There are good and bad equine dentists, regardless of having a degree in veterinary medicine. What counts is experience, but more importantly, sharing this experience. I have done so since 2007 on all social media platforms, several websites, and my podcast. Horse owners know there are other approaches to dentistry, but because of laws, they cannot use them. Veterinarians are worried about their practice, either in the solvency or their credibility, if non-veterinarians float teeth. However, we became horse vets to help horses, and we can do this by using non-veterinarians to be our eyes on the dental issues of the horses we care for. Legislation in the US states where non-veterinarians are allowed to work on horses’ teeth states that they only use hand floats and do not give any medications. Allowing them to work frees up the veterinarian’s time. They can even be part of the practice, bringing in a portion of that income without the time needed to perform the routine float. With training, non-veterinarians are sentinels for further problems, and the veterinarian can apply the training and skills required to address the pathology. This approach of working together becomes a win-win for the horse, the horse owner, the non-veterinary floater, and the veterinarian. Further, in an age where the supply of equine veterinarians is shrinking, and their location of care is focused on urban areas, the following can occur:

  • Horse owners will be more willing to provide their horses with the necessary routine care, which is a win for horses.
  • More people can make a living income in the horse industry by providing horse maintenance, which farriers have done.
  • The vet can employ a non-veterinarian to increase their income by offering floating through their practice. The owner can choose between the non-veterinarian’s hand floating or the veterinarian’s “advanced” approach.
  • The horse owner can feel confident that if pathology is discovered by the routine floating, the veterinarian can follow up.

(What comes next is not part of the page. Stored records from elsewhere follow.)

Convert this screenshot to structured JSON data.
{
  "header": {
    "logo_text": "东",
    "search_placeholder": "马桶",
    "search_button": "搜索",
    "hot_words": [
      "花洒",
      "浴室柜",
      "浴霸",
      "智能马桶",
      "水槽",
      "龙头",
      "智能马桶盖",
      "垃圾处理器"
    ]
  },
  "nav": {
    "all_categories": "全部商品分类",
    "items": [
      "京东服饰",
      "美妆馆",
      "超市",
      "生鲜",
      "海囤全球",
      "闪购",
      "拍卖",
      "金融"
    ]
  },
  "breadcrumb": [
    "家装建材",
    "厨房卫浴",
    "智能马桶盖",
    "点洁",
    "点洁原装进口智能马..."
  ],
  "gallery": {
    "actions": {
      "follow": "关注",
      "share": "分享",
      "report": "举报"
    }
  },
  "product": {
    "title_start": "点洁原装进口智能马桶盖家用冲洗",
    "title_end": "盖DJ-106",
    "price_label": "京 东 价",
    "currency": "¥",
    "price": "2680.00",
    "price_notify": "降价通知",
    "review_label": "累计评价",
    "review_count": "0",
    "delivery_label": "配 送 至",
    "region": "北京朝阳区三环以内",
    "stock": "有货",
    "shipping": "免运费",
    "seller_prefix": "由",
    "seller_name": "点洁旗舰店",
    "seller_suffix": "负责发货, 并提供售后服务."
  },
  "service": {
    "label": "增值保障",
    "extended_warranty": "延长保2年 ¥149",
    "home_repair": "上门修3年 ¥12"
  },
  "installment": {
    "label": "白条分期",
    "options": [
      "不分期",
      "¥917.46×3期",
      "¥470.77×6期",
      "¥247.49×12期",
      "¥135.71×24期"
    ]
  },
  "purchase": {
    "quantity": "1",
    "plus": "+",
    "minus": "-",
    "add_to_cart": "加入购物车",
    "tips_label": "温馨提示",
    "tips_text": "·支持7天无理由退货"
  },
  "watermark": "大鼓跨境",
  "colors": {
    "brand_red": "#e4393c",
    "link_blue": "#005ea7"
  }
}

After 51 years of working with horses and 41 years of floating their teeth, it is becoming evident that the turf battle between the veterinarian and the non-veterinarian over who should be floating horses is doing nothing but making it difficult for horse owners to get the routine care they need. We can create a better solution for our horses if we all start working together. More horse vets are needed, especially in rural areas, to provide basic care, but the number of them is growing smaller. Owners cannot afford the time or money to ship their horses to a clinic for this routine care, and they don’t have the skills, and possibly the physical ability, to float horses. Horsemanship dentistry is teachable and can be done effectively without medication. I know this because of my experience with the number of horses I have floated and the success of students learning this technique. 

A simple fact about horses’ teeth remains: If a horse is chewing, the teeth need doing (floating). With the decline in available horse vets in rural areas, their work is spread thin among the horse population. Non-veterinarians are performing a needed service, and veterinarians can learn to work with them as they have with other non-veterinary horse professionals. They are not there to diagnose, but as primary service providers with eyes and ears, they can help promote the local veterinarian for things they are well trained for.